Sahara: The young people at the crossroads

Being young in the Sahara today is not easy. In fact, in the Western Sahara, under the Moroccan administration, the young Sahrawis, although fed and educated by Morocco, and enjoy modern infrastructure, they have a revolutionary soul. Still angry, they dream of enchanted tomorrows. They are deliberately protesting against the established order, even rebellious and are willing to hoist, by challenge much more than by conviction, the Polisario colours and flag, while they ignore the hard daily realities of their brothers and cousins in Tindouf camps, where entire populations are imprisoned and indoctrinated for a cause of which they do not see the result.  

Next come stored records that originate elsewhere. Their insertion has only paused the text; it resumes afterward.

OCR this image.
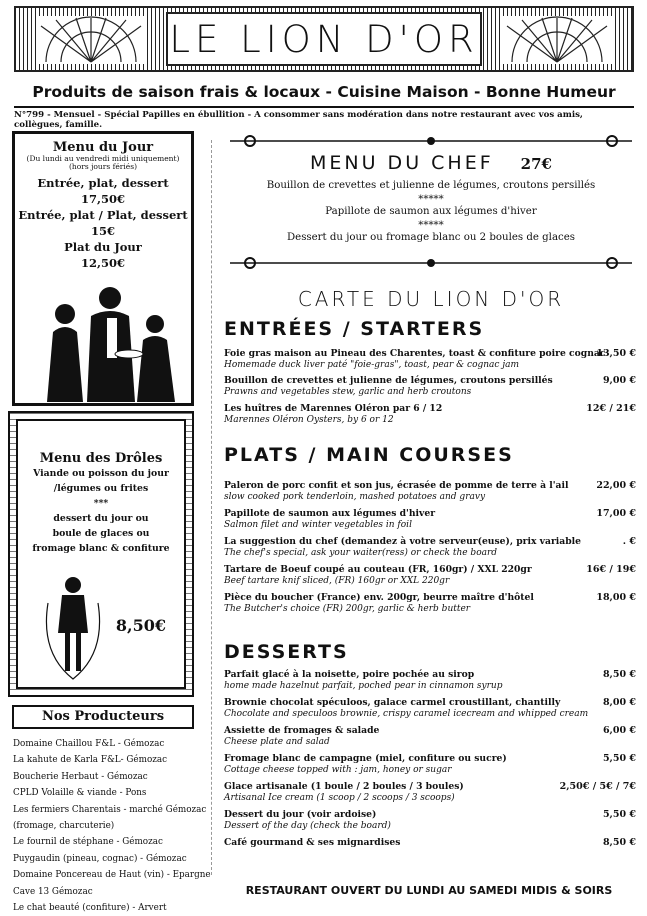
LE LION D'OR
Produits de saison frais & locaux - Cuisine Maison - Bonne Humeur
N°799 - Mensuel - Spécial Papilles en ébullition - A consommer sans modération dans notre restaurant avec vos amis, collègues, famille.
Menu du Jour
(Du lundi au vendredi midi uniquement)
(hors jours fériés)
Entrée, plat, dessert
17,50€
Entrée, plat / Plat, dessert
15€
Plat du Jour
12,50€
Menu des Drôles
Viande ou poisson du jour
/légumes ou frites
***
dessert du jour ou
boule de glaces ou
fromage blanc & confiture
8,50€
Nos Producteurs
Domaine Chaillou F&L - Gémozac
La kahute de Karla F&L- Gémozac
Boucherie Herbaut - Gémozac
CPLD Volaille & viande - Pons
Les fermiers Charentais - marché Gémozac
(fromage, charcuterie)
Le fournil de stéphane - Gémozac
Puygaudin (pineau, cognac) - Gémozac
Domaine Poncereau de Haut (vin) - Epargne
Cave 13 Gémozac
Le chat beauté (confiture) - Arvert
MENU DU CHEF 27€
Bouillon de crevettes et julienne de légumes, croutons persillés
*****
Papillote de saumon aux légumes d'hiver
*****
Dessert du jour ou fromage blanc ou 2 boules de glaces
CARTE DU LION D'OR
ENTRÉES / STARTERS
Foie gras maison au Pineau des Charentes, toast & confiture poire cognac
Homemade duck liver paté "foie-gras", toast, pear & cognac jam
13,50 €
Bouillon de crevettes et julienne de légumes, croutons persillés
Prawns and vegetables stew, garlic and herb croutons
9,00 €
Les huîtres de Marennes Oléron par 6 / 12
Marennes Oléron Oysters, by 6 or 12
12€ / 21€
PLATS / MAIN COURSES
Paleron de porc confit et son jus, écrasée de pomme de terre à l'ail
slow cooked pork tenderloin, mashed potatoes and gravy
22,00 €
Papillote de saumon aux légumes d'hiver
Salmon filet and winter vegetables in foil
17,00 €
La suggestion du chef (demandez à votre serveur(euse), prix variable
The chef's special, ask your waiter(ress) or check the board
. €
Tartare de Boeuf coupé au couteau (FR, 160gr) / XXL 220gr
Beef tartare knif sliced, (FR) 160gr or XXL 220gr
16€ / 19€
Pièce du boucher (France) env. 200gr, beurre maître d'hôtel
The Butcher's choice (FR) 200gr, garlic & herb butter
18,00 €
DESSERTS
Parfait glacé à la noisette, poire pochée au sirop
home made hazelnut parfait, poched pear in cinnamon syrup
8,50 €
Brownie chocolat spéculoos, galace carmel croustillant, chantilly
Chocolate and speculoos brownie, crispy caramel icecream and whipped cream
8,00 €
Assiette de fromages & salade
Cheese plate and salad
6,00 €
Fromage blanc de campagne (miel, confiture ou sucre)
Cottage cheese topped with : jam, honey or sugar
5,50 €
Glace artisanale (1 boule / 2 boules / 3 boules)
Artisanal Ice cream (1 scoop / 2 scoops / 3 scoops)
2,50€ / 5€ / 7€
Dessert du jour (voir ardoise)
Dessert of the day (check the board)
5,50 €
Café gourmand & ses mignardises	8,50 €
RESTAURANT OUVERT DU LUNDI AU SAMEDI MIDIS & SOIRS
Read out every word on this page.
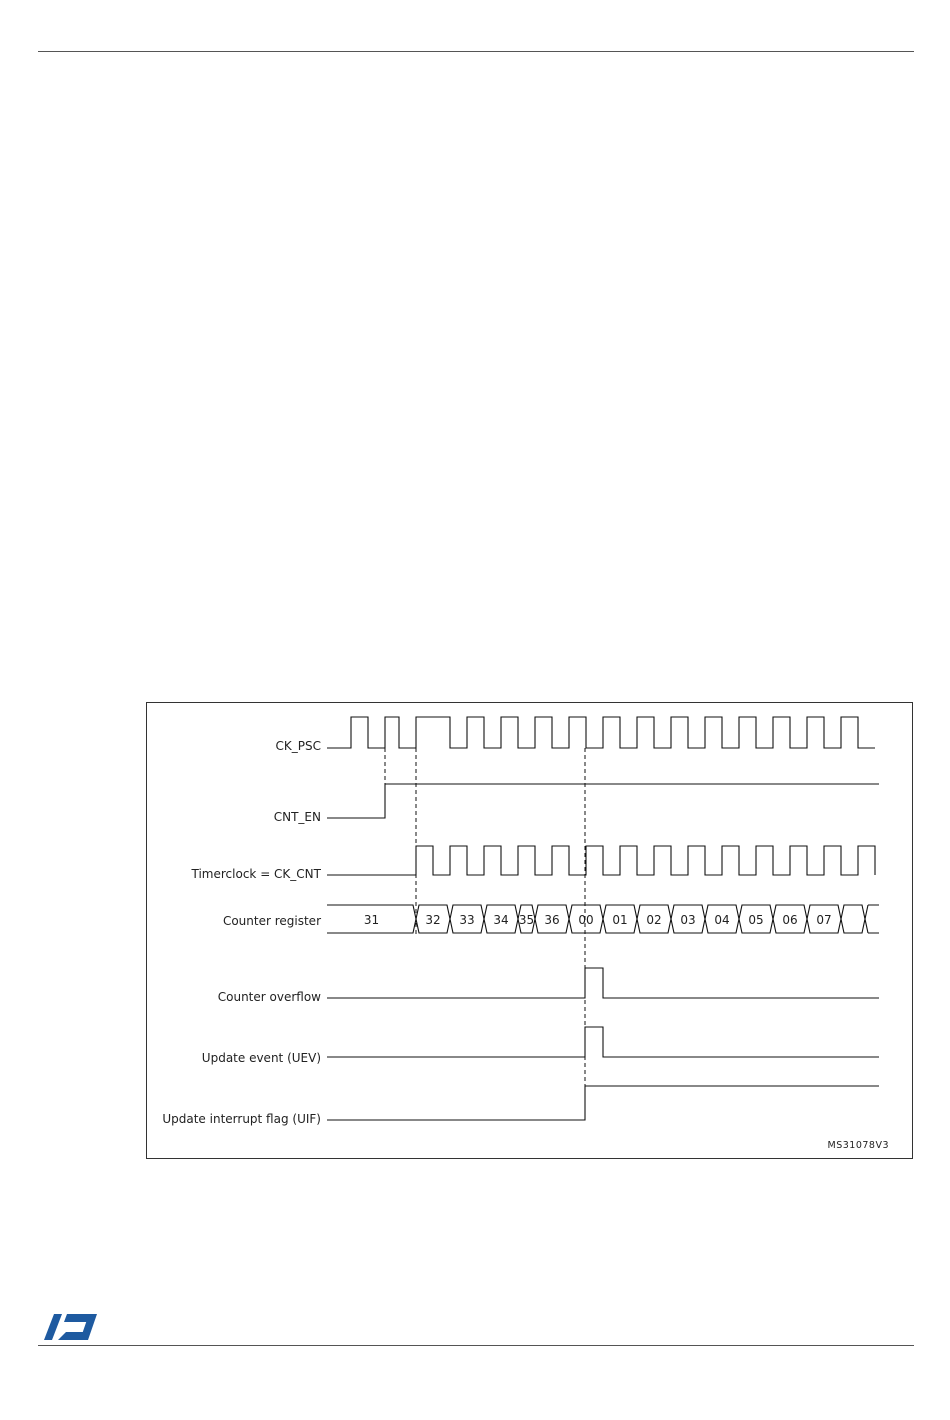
31	32 33 34 35 36 00 01 02 03 04 05 06 07
CK_PSC
CNT_EN
Timerclock = CK_CNT
Counter register
Counter overflow
Update event (UEV)
Update interrupt flag (UIF)
MS31078V3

In Tindouf camps, on the Algerian territory, the situation is obviously different as indicated by the organizations and the international NGOs. The camps and their population live in the utmost poverty and insecurity that are not susceptible to be blurred, subject to a delusional indoctrination and to a severe and humiliating military and police lock.

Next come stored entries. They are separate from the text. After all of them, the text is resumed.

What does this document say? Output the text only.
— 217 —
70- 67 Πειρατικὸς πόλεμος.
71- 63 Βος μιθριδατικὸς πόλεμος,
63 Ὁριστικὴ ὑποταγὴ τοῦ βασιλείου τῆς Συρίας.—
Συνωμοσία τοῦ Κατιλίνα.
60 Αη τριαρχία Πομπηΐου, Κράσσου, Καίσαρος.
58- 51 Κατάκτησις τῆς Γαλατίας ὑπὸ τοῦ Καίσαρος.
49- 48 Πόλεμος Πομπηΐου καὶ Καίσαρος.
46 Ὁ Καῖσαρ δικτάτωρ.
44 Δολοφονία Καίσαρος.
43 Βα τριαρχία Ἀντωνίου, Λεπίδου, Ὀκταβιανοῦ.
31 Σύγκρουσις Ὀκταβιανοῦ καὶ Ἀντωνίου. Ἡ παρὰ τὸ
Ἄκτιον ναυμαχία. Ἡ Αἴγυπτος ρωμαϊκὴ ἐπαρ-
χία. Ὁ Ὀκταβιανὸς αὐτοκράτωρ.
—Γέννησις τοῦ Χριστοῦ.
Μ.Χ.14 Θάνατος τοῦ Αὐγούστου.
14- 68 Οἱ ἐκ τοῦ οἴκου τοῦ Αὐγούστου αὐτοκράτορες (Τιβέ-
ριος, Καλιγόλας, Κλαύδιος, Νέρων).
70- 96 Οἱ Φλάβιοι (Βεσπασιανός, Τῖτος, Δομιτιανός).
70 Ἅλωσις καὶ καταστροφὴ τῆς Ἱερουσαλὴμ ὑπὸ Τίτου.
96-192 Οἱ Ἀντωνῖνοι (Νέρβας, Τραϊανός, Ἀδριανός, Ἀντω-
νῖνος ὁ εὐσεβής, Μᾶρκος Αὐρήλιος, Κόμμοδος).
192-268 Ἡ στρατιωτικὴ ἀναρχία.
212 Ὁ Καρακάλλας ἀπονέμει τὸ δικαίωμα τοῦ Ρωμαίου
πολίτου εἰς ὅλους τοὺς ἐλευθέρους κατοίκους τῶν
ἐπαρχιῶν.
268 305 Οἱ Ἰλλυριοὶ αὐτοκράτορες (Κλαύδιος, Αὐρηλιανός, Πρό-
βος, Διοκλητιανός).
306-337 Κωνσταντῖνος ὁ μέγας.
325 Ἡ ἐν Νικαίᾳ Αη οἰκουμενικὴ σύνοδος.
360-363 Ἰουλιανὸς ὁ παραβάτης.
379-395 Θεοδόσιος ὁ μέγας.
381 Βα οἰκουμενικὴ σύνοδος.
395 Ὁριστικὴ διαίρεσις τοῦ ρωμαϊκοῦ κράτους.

The young and old people live in fear awaiting for a denunciation, an arbitrary arrest or imprisonment, or a sudden and unknown posting. No more military parades, victory songs and illusions of the glorious Saharawi Arab Democratic Republic in exile.

After 36 years of fight and armed conflict with the powerful Moroccan neighbour, hopes to win have faded away. Within the Polisario Front, after the death of the historic leaders and the death of the revolutionary ideal that would have inflamed the whole region, things have been complicated because of internal disputes and fights, often fatal, among rival tribes and clans. The direction has curled up on itself and the movement, in order to survive and keep its troops and its grip on the camps, has devoted itself more and more to all kinds of trafficking and smuggling of weapons, drugs, money and human beings, by joining the existing networks and creating others, with the complicity of the Algerian militaries. It was easy since the region witnesses an intense activity with the GSPC Islamist movement, the Tuareg rebels of Mali and Niger and the local banditry. In all this, the young Sahrawis are lost, confesses a young Sahrawi settled in the Canary Islands. Idle and disillusioned, they do no longer believe in anything. They are lost in the empty and backward-looking slogans and speeches of the Polisario seeing themselves condemned to decay in a disinherited region and in an endless conflict that has devastated entire generations, and continues doing so.
Furthermore, with Tanzim al-Qaeda bi-Biladi al-Maghrib’s irruption in the region, many young Sahrawis are seduced by the Islamist discourse, as it embodies hope and flight of lyricism and Salafism of its preacher tenors. Some have already joined the organization and are undergoing training in the Islamist military training camps, located on the borders of Algeria, Mali and Niger. Others, less numerous, are already working in the guerrilla operations carried out by the Tanzim in Mauritania and throughout this critical area of North-West Africa.
Therefore, what future for these thousands of young Sahrawis deprived of their liberty, stateless, with no real identity, if it is not the official Algerian identity and with no true perspective, wonders another Saharawi, a student of sociology in Malaga. It is certain that the Islamist ideology is on the crest and wins ground and the young Sahrawis are getting more and more sensitive. The Iraq, Lebanon and Palestine wars, as well as those far away in Afghanistan feed the ignited imagination of the young people and naturally push them into the arms of radical Islamist movements preachers, like the GSPC, Hezbollah or Hamas, and even small groups less known in the region. Trained and armed, they are a real threat of destabilization for all the countries in this part of Africa, from the Maghreb to the Sub-Saharan African countries.